As beautiful as isolated locations in nature are, they are equally powerful in wildness. While the individual tries to tame nature by cutting a path through the bushy grass, irrigating the water flow towards one's needs, building little shelters to feel at home, taming animals and plants for company and food, nature is subtly ‘wilding’ the individual.

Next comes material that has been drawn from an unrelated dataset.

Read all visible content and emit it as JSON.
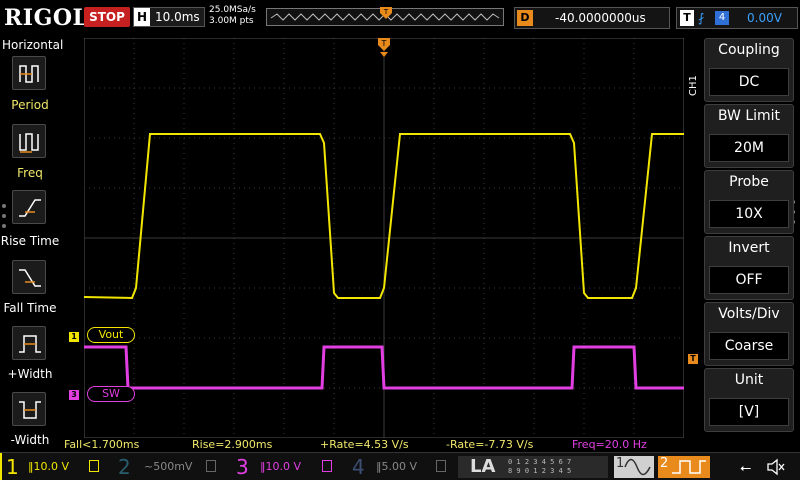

It is a rare moment that one completely gets to “unwind” or “shut off” in nature, as there are always her emissaries (like hungry mosquitos) to bring the unwary back to the present moment. This is a training in itself. There is great benefit in sitting in a completely silent, air conditioned, and perfectly arranged (tamed) environment to meditate and pray. There is also great benefit in spending time in nature where meditation and prayer are the very steps one takes, the air one breathes, the acute presentness of tight goose-pimpled skin in the shady recesses of the jungle, or the open mouthed stare at the unpolluted, bejeweled night sky.
We believe that humanity is and always has been called to experience both ends of this sacred spectrum. Like Tuwe of the Huni Kuin Kaxinawa tribe (click for BBC article and video) who travels from Acre, Brazil to the USA and his partner Juliana Yasa who travels from the USA to his home in the jungle. The Pocahontas archetype is alive and well today. This is the exchange at the cutting edge of history, and in fact transcends the historic tales of humanity.
This IS the evolutionary process of our species.